Memory footprint of a weak set

I am experimenting with Weak.Make to increase sharing of strings. It works as expected that values in a weak set disappear when they are no longer referenced otherwise. But inspecting the memory of the weak set it does not seem to change.

The code below adds strings to a weak hash set, removes references to them and triggers a garbage collection. As expected the size of the sets increases and goes back to zero. But the memory reachable from it does not. Any insights?

pool memory = 37
pool size = 0
pool memory = 376285
pool size = 100000
pool memory = 376285
pool size = 0
module HashedString = struct
  type t = string

  let equal = String.equal

  let hash = Hashtbl.hash
end

module Pool = Weak.Make (HashedString)

let rec seq f = function
  | 0 -> ()
  | n ->
      f n;
      seq f (n - 1)

let pool = Pool.create 13

let add str =
  match Pool.find_opt pool str with
  | None ->
      Pool.add pool str;
      str
  | Some s -> s

let run _ =
  let x = ref [] in
  Printf.printf "pool memory = %d\n" (Obj.reachable_words (Obj.repr pool));
  Printf.printf "pool size = %d\n" (Pool.count pool);
  seq (fun n -> x := add (string_of_int n) :: !x) 100000;
  Printf.printf "pool memory = %d\n" (Obj.reachable_words (Obj.repr pool));
  Printf.printf "pool size = %d\n" (Pool.count pool);
  x := [];
  Gc.compact ();
  Printf.printf "pool memory = %d\n" (Obj.reachable_words (Obj.repr pool));
  Printf.printf "pool size = %d\n" (Pool.count pool)
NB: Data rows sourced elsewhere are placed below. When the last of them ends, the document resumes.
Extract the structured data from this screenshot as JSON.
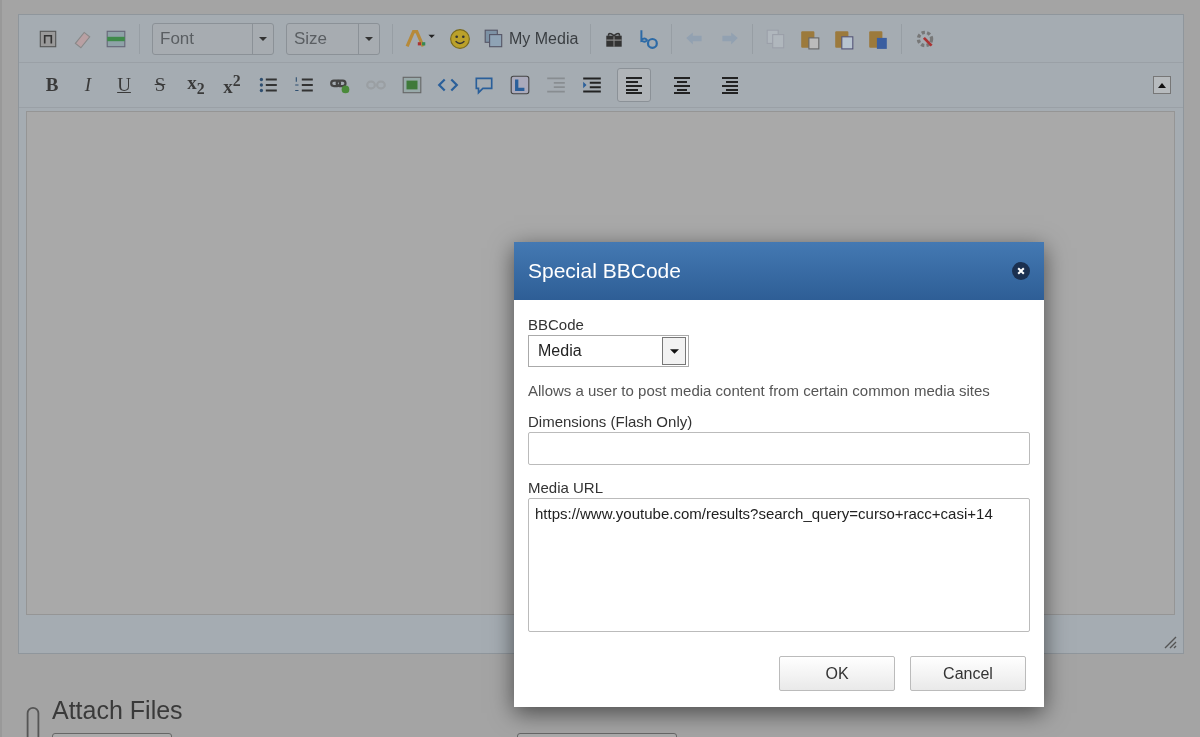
{
  "editor": {
    "toolbar": {
      "font_select": {
        "placeholder": "Font"
      },
      "size_select": {
        "placeholder": "Size"
      },
      "media_button": {
        "label": "My Media"
      },
      "undo": {
        "disabled": true
      },
      "redo": {
        "disabled": true
      },
      "copy": {
        "disabled": true
      },
      "format_buttons": [
        {
          "label": "B"
        },
        {
          "label": "I"
        },
        {
          "label": "U"
        },
        {
          "label": "S"
        },
        {
          "label": "x$_{2}$"
        },
        {
          "label": "x$^{2}$"
        }
      ],
      "unlink": {
        "disabled": true
      },
      "outdent": {
        "disabled": true
      },
      "alignment": [
        {
          "selected": true
        },
        {
          "selected": false
        },
        {
          "selected": false
        }
      ]
    }
  },
  "attachments": {
    "title": "Attach Files"
  },
  "dialog": {
    "title": "Special BBCode",
    "bbcode_label": "BBCode",
    "bbcode_select": {
      "value": "Media"
    },
    "description": "Allows a user to post media content from certain common media sites",
    "dimensions_label": "Dimensions (Flash Only)",
    "url_label": "Media URL",
    "url_field": {
      "value": "https://www.youtube.com/results?search_query=curso+racc+casi+14"
    },
    "buttons": [
      {
        "label": "OK"
      },
      {
        "label": "Cancel"
      }
    ]
  }
}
My guess would be that Obj.reachable_words is returning the size of the intermediate structures allocated by the weak hash table to hold all those weak references (the weak references themselves are not “reachable” by the GC). As the hash table does not shrink automatically when the references in it are removed (by the GC or manually), this number does not change…

Does it make sense? I haven’t double-checked, so not sure if I am missing something.

Cheers,
Nicolás

1 Like

It seems a bit suspicious that the reachable words are exactly the same - as if the strings in the set are not considered reachable because they are behind a weak reference. So maybe the number for the large set is too small and indeed only intermediate data structures are reported. It’s still a bit disappointing that the weak set cannot be rebalanced to reduce them.

Did you try with Pool.clear ?

Calling Pool.clear improves the situation but it is not a general solution because it removes all elements. In general you want to adjust to the current size (which in general is not empty) after garbage collection.

However, I need to try to insert a few elements again to give the implementation the chance to rebalance. Obviously the GC can’t trigger that. Addendum: adding new elements after the GC cycle does not reduce memory.

pool memory = 37
pool size = 0
pool memory = 376285
pool size = 100000

 x := [];
 Gc.compact ();
 Pool.clear pool;

pool memory = 36413
pool size = 0